The Slump Goes On: Why?

Bernanke_ben-071609_jpg_230x778_q85 Robin Wells and Paul Krugman in the NYRB:

If the fundamental problem lay with a crisis of confidence in the banking system, why hasn’t a restoration of banking confidence brought a return to strong economic growth? The likely answer is that banks were only part of the problem. It’s curious that only one of the three books surveyed here so much as mentions the work of the late Hyman Minsky, a heterodox, long-neglected economist whose moment has come—in more ways than one. However, Roubini and Mihm give a good overview of Minsky’s views—and Richard Koo, whether he knows it or not, is very much a Minskyite.
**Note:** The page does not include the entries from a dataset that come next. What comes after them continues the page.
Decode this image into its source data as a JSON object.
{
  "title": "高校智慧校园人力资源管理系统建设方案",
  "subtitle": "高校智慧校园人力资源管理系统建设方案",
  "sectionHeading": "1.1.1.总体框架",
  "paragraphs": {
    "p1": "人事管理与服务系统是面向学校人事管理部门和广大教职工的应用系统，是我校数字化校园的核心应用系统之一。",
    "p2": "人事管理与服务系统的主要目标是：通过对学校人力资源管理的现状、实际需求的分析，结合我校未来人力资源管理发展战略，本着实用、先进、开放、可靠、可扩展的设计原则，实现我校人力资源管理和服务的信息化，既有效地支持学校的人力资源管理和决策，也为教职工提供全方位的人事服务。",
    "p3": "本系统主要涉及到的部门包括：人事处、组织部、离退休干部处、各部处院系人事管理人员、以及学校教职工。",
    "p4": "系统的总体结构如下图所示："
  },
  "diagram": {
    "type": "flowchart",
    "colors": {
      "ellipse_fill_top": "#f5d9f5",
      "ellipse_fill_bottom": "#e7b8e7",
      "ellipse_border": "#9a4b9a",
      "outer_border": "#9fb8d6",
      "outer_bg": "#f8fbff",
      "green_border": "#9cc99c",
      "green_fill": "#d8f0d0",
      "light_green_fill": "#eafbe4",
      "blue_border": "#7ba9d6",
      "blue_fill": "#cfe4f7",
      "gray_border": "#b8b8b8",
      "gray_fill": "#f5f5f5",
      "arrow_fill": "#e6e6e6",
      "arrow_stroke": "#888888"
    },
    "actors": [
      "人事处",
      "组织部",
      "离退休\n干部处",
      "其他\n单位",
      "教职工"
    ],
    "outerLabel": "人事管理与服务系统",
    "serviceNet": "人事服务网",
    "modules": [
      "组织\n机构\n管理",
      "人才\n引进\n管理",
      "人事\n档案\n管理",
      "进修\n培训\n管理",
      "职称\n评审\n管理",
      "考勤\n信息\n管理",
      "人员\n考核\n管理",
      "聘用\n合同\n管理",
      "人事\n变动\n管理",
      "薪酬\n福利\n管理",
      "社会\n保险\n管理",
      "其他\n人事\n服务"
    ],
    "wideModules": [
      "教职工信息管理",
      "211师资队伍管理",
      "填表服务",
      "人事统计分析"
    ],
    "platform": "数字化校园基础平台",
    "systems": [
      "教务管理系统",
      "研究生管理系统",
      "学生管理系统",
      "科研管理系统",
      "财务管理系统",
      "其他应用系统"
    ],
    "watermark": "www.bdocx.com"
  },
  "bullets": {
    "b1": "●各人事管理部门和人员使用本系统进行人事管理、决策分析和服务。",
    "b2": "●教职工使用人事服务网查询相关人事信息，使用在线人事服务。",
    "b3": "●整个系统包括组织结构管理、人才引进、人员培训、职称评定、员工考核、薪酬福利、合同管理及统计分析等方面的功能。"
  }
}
Minsky’s theory, in brief, was that eras of financial stability set the stage for future crisis, because they encourage a wide variety of economic actors to take on ever-larger quantities of debt and engage in ever-more-risky speculation. As long as asset prices keep rising, driven by debt-fueled purchases, all looks well. But sooner or later the music stops: there is a “Minsky moment” when all the players realize (or are forced by creditors to realize) that asset prices won’t rise forever, and that borrowers have taken on too much debt.

But isn’t this new prudence a good thing? No. When one individual tries to pay down debt, that’s all well and good—but when everyone tries to do it at the same time, the consequences can all too easily be destructive for everyone involved. The process of destruction is easiest to see in the financial sector, where everyone’s attempt to pay off debt by selling assets all at the same time can lead to a vicious circle of plunging prices and rising distress. But the problem isn’t necessarily restricted to finance.